Becak Listrik Bantuan Presiden Diserahkan Gratis, 200 Pengemudi di Cirebon Jadi Penerima
- account_circle Wahidin
- calendar_month 2 jam yang lalu
- print Cetak

CIREBON, INC MEDIA – Becak listrik bantuan Presiden Prabowo Subianto sebanyak 200 unit diserahkan secara gratis kepada para pengemudi becak di Kota Cirebon dan sekitarnya. Bantuan ini terutama menyasar pengemudi lanjut usia agar pekerjaan mereka menjadi lebih ringan sekaligus membuka peluang peningkatan pendapatan keluarga.

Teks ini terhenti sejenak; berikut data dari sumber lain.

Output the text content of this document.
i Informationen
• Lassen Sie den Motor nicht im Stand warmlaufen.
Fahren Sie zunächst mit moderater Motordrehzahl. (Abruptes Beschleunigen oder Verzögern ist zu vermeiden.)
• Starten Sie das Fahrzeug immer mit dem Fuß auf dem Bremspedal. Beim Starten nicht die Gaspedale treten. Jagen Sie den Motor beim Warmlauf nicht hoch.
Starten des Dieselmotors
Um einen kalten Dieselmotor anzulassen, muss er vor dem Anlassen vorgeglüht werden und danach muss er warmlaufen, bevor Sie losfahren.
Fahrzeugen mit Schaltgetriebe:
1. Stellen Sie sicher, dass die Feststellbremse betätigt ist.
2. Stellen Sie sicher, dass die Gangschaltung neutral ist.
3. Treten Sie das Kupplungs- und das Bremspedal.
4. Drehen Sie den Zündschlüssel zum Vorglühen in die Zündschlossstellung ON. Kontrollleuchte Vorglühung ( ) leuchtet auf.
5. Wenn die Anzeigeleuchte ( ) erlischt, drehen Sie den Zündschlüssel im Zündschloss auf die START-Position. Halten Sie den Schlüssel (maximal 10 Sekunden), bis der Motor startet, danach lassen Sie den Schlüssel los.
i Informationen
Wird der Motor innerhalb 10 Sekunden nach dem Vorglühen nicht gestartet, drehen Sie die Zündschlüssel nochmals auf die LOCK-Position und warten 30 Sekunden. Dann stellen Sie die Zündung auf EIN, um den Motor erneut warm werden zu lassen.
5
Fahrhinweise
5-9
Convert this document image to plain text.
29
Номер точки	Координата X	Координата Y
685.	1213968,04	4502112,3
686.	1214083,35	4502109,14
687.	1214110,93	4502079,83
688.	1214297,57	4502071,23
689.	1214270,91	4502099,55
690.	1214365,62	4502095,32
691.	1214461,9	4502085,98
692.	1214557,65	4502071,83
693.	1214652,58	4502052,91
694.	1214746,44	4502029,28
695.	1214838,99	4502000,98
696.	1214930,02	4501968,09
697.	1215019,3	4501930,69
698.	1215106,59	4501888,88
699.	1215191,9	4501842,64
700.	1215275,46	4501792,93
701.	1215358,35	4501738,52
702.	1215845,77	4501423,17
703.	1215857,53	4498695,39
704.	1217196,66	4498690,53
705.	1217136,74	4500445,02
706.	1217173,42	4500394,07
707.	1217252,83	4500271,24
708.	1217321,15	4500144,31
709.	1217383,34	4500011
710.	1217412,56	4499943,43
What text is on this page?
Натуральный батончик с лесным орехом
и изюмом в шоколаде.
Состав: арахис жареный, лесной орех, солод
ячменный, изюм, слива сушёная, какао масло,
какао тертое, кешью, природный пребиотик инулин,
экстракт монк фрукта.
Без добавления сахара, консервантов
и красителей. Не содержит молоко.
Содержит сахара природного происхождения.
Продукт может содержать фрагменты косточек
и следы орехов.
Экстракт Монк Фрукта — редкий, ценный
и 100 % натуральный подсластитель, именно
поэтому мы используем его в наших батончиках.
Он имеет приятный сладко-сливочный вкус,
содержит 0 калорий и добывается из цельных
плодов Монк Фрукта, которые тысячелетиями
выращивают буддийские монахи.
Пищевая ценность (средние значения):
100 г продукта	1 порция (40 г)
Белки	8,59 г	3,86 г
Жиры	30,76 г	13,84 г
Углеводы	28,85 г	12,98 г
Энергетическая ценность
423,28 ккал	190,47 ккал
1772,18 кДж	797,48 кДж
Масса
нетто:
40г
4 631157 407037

Penyerahan berlangsung di Alun-Alun Kejaksan, Kota Cirebon, Jumat (3/9/2026). Wali Kota Cirebon Effendi Edo menyerahkan bantuan tersebut bersama Yayasan Gerakan Solidaritas Nasional (YGSN).
Becak Listrik Bantuan Presiden untuk Pengemudi Lansia
Program ini menyasar pengemudi becak berusia lanjut yang masih bekerja untuk memenuhi kebutuhan keluarga. Penggunaan tenaga listrik diharapkan dapat mengurangi beban fisik yang selama ini mereka tanggung saat mengoperasikan becak konvensional.
Wali Kota Cirebon Effendi Edo mengapresiasi perhatian Presiden Prabowo Subianto kepada masyarakat, khususnya para pengemudi becak.
Menurutnya, bantuan tersebut tidak sekadar memberikan alat transportasi. Becak listrik juga menjadi aset produktif yang dapat mendukung aktivitas ekonomi masyarakat sekaligus mendorong modernisasi transportasi lokal.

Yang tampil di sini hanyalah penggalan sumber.